Bubbles, crashes, volatile asset prices and an outsize financial sector that
extracts rents from the rest of the economy. Rising transaction volumes haven’t
delivered broad-based wage growth or good jobs.


And it hasn’t really helped
the stock market. There has been no boom in IPO’s. The Dow and the S&P
index have just gotten back near to their peaks before the financial crisis.
The Nasdaq isn’t close to the peak achieved in the year 2000.

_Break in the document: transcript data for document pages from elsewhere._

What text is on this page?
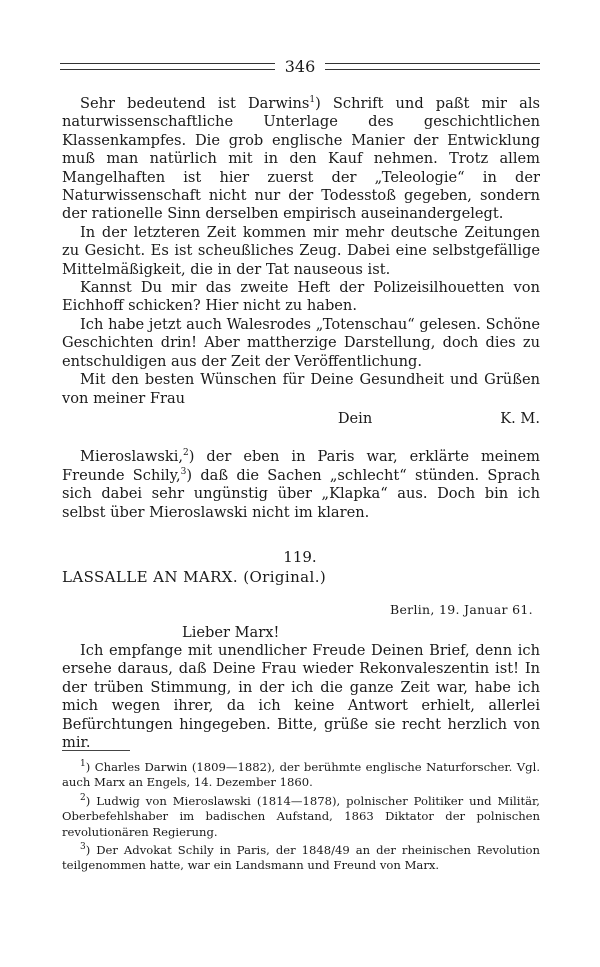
346

Sehr bedeutend ist Darwins$^1$) Schrift und paßt mir als naturwissenschaftliche Unterlage des geschichtlichen Klassenkampfes. Die grob englische Manier der Entwicklung muß man natürlich mit in den Kauf nehmen. Trotz allem Mangelhaften ist hier zuerst der „Teleologie“ in der Naturwissenschaft nicht nur der Todesstoß gegeben, sondern der rationelle Sinn derselben empirisch auseinandergelegt.

In der letzteren Zeit kommen mir mehr deutsche Zeitungen zu Gesicht. Es ist scheußliches Zeug. Dabei eine selbstgefällige Mittelmäßigkeit, die in der Tat nauseous ist.

Kannst Du mir das zweite Heft der Polizeisilhouetten von Eichhoff schicken? Hier nicht zu haben.

Ich habe jetzt auch Walesrodes „Totenschau“ gelesen. Schöne Geschichten drin! Aber mattherzige Darstellung, doch dies zu entschuldigen aus der Zeit der Veröffentlichung.

Mit den besten Wünschen für Deine Gesundheit und Grüßen von meiner Frau

Dein	K. M.

Mieroslawski,$^2$) der eben in Paris war, erklärte meinem Freunde Schily,$^3$) daß die Sachen „schlecht“ stünden. Sprach sich dabei sehr ungünstig über „Klapka“ aus. Doch bin ich selbst über Mieroslawski nicht im klaren.

119.
LASSALLE AN MARX. (Original.)
Berlin, 19. Januar 61.
Lieber Marx!

Ich empfange mit unendlicher Freude Deinen Brief, denn ich ersehe daraus, daß Deine Frau wieder Rekonvaleszentin ist! In der trüben Stimmung, in der ich die ganze Zeit war, habe ich mich wegen ihrer, da ich keine Antwort erhielt, allerlei Befürchtungen hingegeben. Bitte, grüße sie recht herzlich von mir.

$^1$) Charles Darwin (1809—1882), der berühmte englische Naturforscher. Vgl. auch Marx an Engels, 14. Dezember 1860.

$^2$) Ludwig von Mieroslawski (1814—1878), polnischer Politiker und Militär, Oberbefehlshaber im badischen Aufstand, 1863 Diktator der polnischen revolutionären Regierung.

$^3$) Der Advokat Schily in Paris, der 1848/49 an der rheinischen Revolution teilgenommen hatte, war ein Landsmann und Freund von Marx.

The average American, who has limited
exposure to the stock market, has little to fear from the tax and much to gain.
And if some of the high-frequency trading flees offshore? So be it.




The politics of a
transaction tax are daunting: Harkin can’t get this done by himself, so bank
transaction tax legislation will have to be embraced by some senators on the
relevant committees, like finance or banking. But Sen. Charles Schumer D-NY,
chair of The Senate Finance Committee, is a problem because his main
constituency is Wall Street.


There is a possible
anti-Wall Street/Big Bank coalition between Midwestern and Western Democrats
and Republicans. Sherrod Brown D-OH and David Bitter R-LA don’t agree on much,
but they co-sponsored a bill calling for more bank capital. Charles Grassley, R-IA
serves on the Senate Finance Committee and has been willing to challenge vested interests in the past.

But Republicans have taken blood oaths
never to support higher revenue.


If some kind of
increase in taxes is inevitable, one that takes aim at high-frequency traders surely
hits few Iowans (Mr. Grassley) or Americans in general, while it might do a lot
of good.


Something
has to break the logjam between Republicans and Democrats.